There was a team meting prior to the Intersectional championship meet, with assistant coach Oliver St. Aude quietly giving the team additional motivation.
The message was simple -- "Do your best -- do it for coach Bob, and for yourselves."
Payamps took the message to heart.
"A lot of us had coach Higgins' name on our spikes," he said. "I had 'Higs' on mine."
Despite the inspiration, St. Anthony's fell to Iona Preparatory by 0.5 points, 27.5 to 27.
"Some things didn't go our way during the meet," he said, "and it was tough to see the way the meet was unfolding at the end," but added that, "it will give us additional motivation for outdoors."
So what's ahead for the senior star?
In 10 days, he will compete in the USA Track and Field Indoor Senior Men's National Championships. His 2:25.09 in the 1K qualified at Ocean Breeze qualified him.
"It's a nice chance to run very fast," Dearie said, adding, "I think 2:23 is in his wheelhouse -- Why not give him a shot?"
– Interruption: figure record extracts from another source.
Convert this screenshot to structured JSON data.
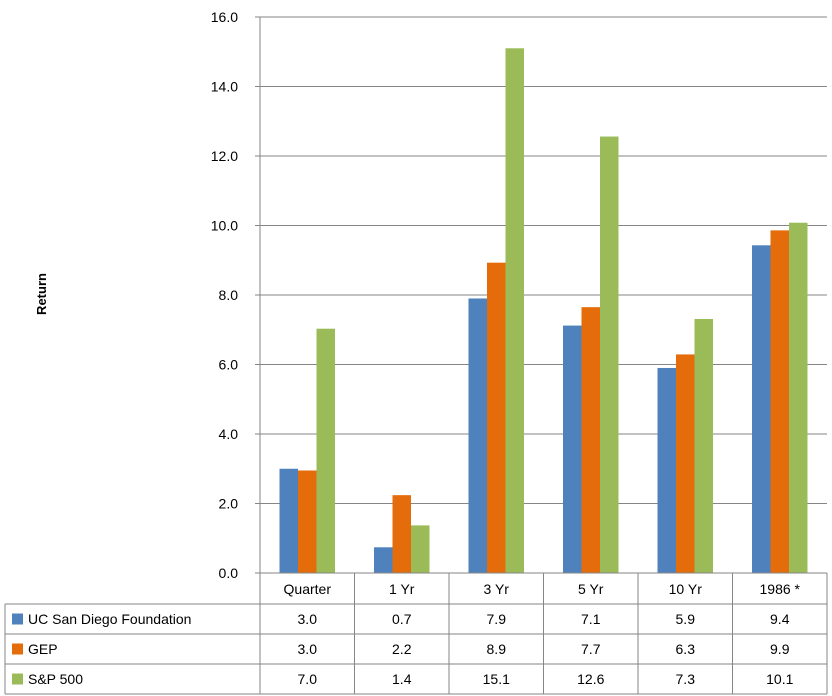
{
  "chart_data": {
    "type": "bar",
    "title": "",
    "xlabel": "",
    "ylabel": "Return",
    "ylim": [
      0,
      16
    ],
    "yticks": [
      "0.0",
      "2.0",
      "4.0",
      "6.0",
      "8.0",
      "10.0",
      "12.0",
      "14.0",
      "16.0"
    ],
    "grid": true,
    "legend": "data-table",
    "categories": [
      "Quarter",
      "1 Yr",
      "3 Yr",
      "5 Yr",
      "10 Yr",
      "1986 *"
    ],
    "series": [
      {
        "name": "UC San Diego Foundation",
        "color": "#4F81BD",
        "values": [
          3.0,
          0.74,
          7.9,
          7.12,
          5.9,
          9.43
        ],
        "labels": [
          "3.0",
          "0.7",
          "7.9",
          "7.1",
          "5.9",
          "9.4"
        ]
      },
      {
        "name": "GEP",
        "color": "#E46C0A",
        "values": [
          2.95,
          2.24,
          8.93,
          7.65,
          6.29,
          9.86
        ],
        "labels": [
          "3.0",
          "2.2",
          "8.9",
          "7.7",
          "6.3",
          "9.9"
        ]
      },
      {
        "name": "S&P 500",
        "color": "#9BBB59",
        "values": [
          7.03,
          1.37,
          15.1,
          12.56,
          7.31,
          10.08
        ],
        "labels": [
          "7.0",
          "1.4",
          "15.1",
          "12.6",
          "7.3",
          "10.1"
        ]
      }
    ]
  }
}
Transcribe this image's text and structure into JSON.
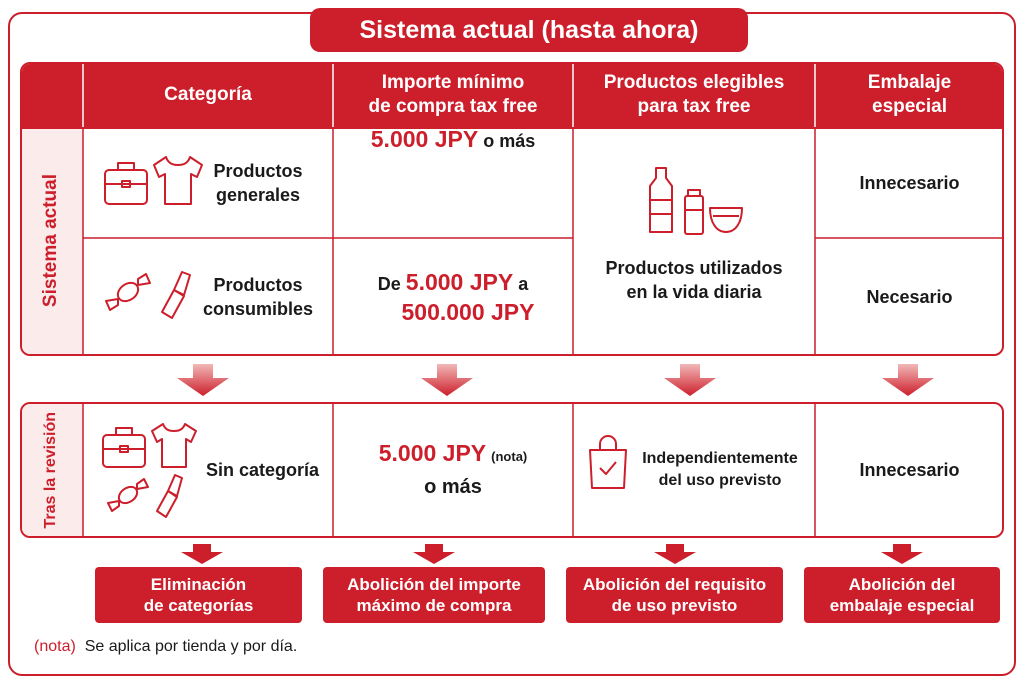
{
  "title": "Sistema actual (hasta ahora)",
  "headers": [
    [
      "Categoría"
    ],
    [
      "Importe mínimo",
      "de compra tax free"
    ],
    [
      "Productos elegibles",
      "para tax free"
    ],
    [
      "Embalaje",
      "especial"
    ]
  ],
  "current": {
    "label": "Sistema actual",
    "rows": [
      {
        "category": [
          "Productos",
          "generales"
        ],
        "minimum": [
          "5.000 JPY",
          "o más"
        ],
        "packaging": "Innecesario"
      },
      {
        "category": [
          "Productos",
          "consumibles"
        ],
        "minimum": [
          "De",
          "5.000 JPY",
          "a",
          "500.000 JPY"
        ],
        "packaging": "Necesario"
      }
    ],
    "eligible": [
      "Productos utilizados",
      "en la vida diaria"
    ]
  },
  "revised": {
    "label": "Tras la revisión",
    "category": "Sin categoría",
    "minimum": [
      "5.000 JPY",
      "(nota)",
      "o más"
    ],
    "eligible": [
      "Independientemente",
      "del uso previsto"
    ],
    "packaging": "Innecesario"
  },
  "changes": [
    [
      "Eliminación",
      "de categorías"
    ],
    [
      "Abolición del importe",
      "máximo de compra"
    ],
    [
      "Abolición del requisito",
      "de uso previsto"
    ],
    [
      "Abolición del",
      "embalaje especial"
    ]
  ],
  "note": {
    "marker": "(nota)",
    "text": "Se aplica por tienda y por día."
  }
}
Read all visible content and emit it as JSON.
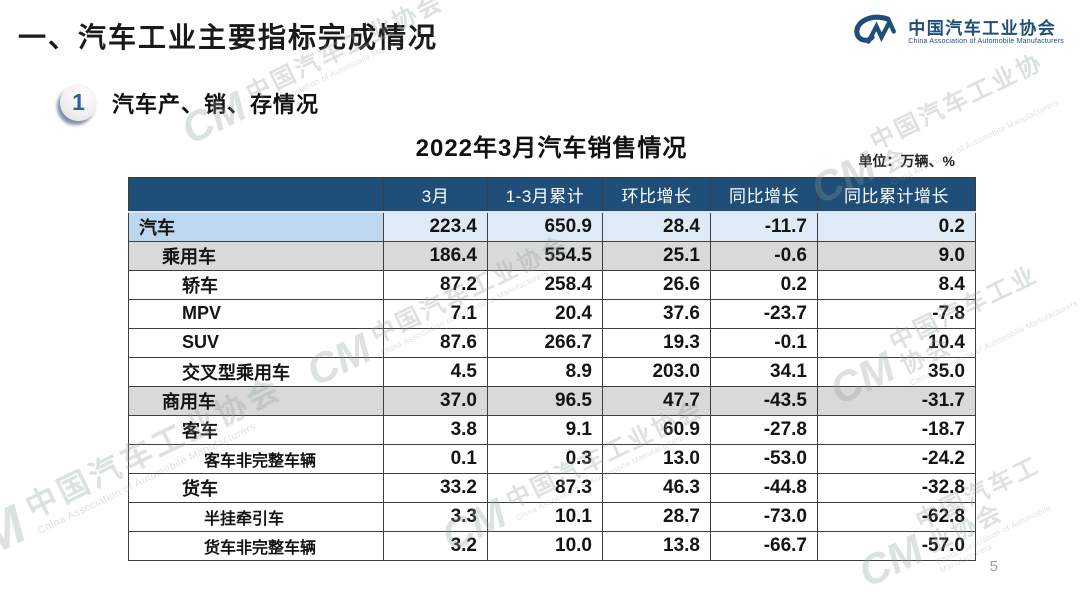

Then it's off to the New York State Championships, where he will probably run the 600m and 1K.
"Whatever he (Dearie) wants me to do, I'll do," Payamps said. "I trust the coach to do what's best for me."
Outdoors is still a way off, but there's a DMR in late April at the Penn Relays, which both Payamps and Dearie are already thinking about.
Last year Payamps ran 4:08.34 for his anchor 1600m leg at Penn, and St. Anthony's ran under 10 minutes (9:59.87), but the Friars came up short to Hopewell Valley, and specifically Sean Dolan's 4:07.57, which his squad the win in 9:57.77.
Also on Dearie's mind is the 4:05.4 school record in the mile, last set by Gregorek, New York State record of 4:02.7, which was set by Matt Centrowitz Sr in 1973.
"We're going to try to find a race where he can run fast," Dearie said, "but we're not going to chase the thing the whole season."
With personal bests of 1:52.51 in the 800m, 4:08.32 in the mile and 8:56.06 in the 3200m, plus excellent cross country credentials and a solid academic resume, the colleges came calling.
Next year, he'll take his talents to Georgetown University, where he'll join a talented stable of middle-distance runners.
Payamps said Hoyas men's distance coach Brandon Bonsey "laid out a four-year plan that appealed to me."
That, plus the academic reputation of Georgetown and it's location as a cultural center, also seemed like a good fit.
So Payamps might have a few good years ahead of him, too.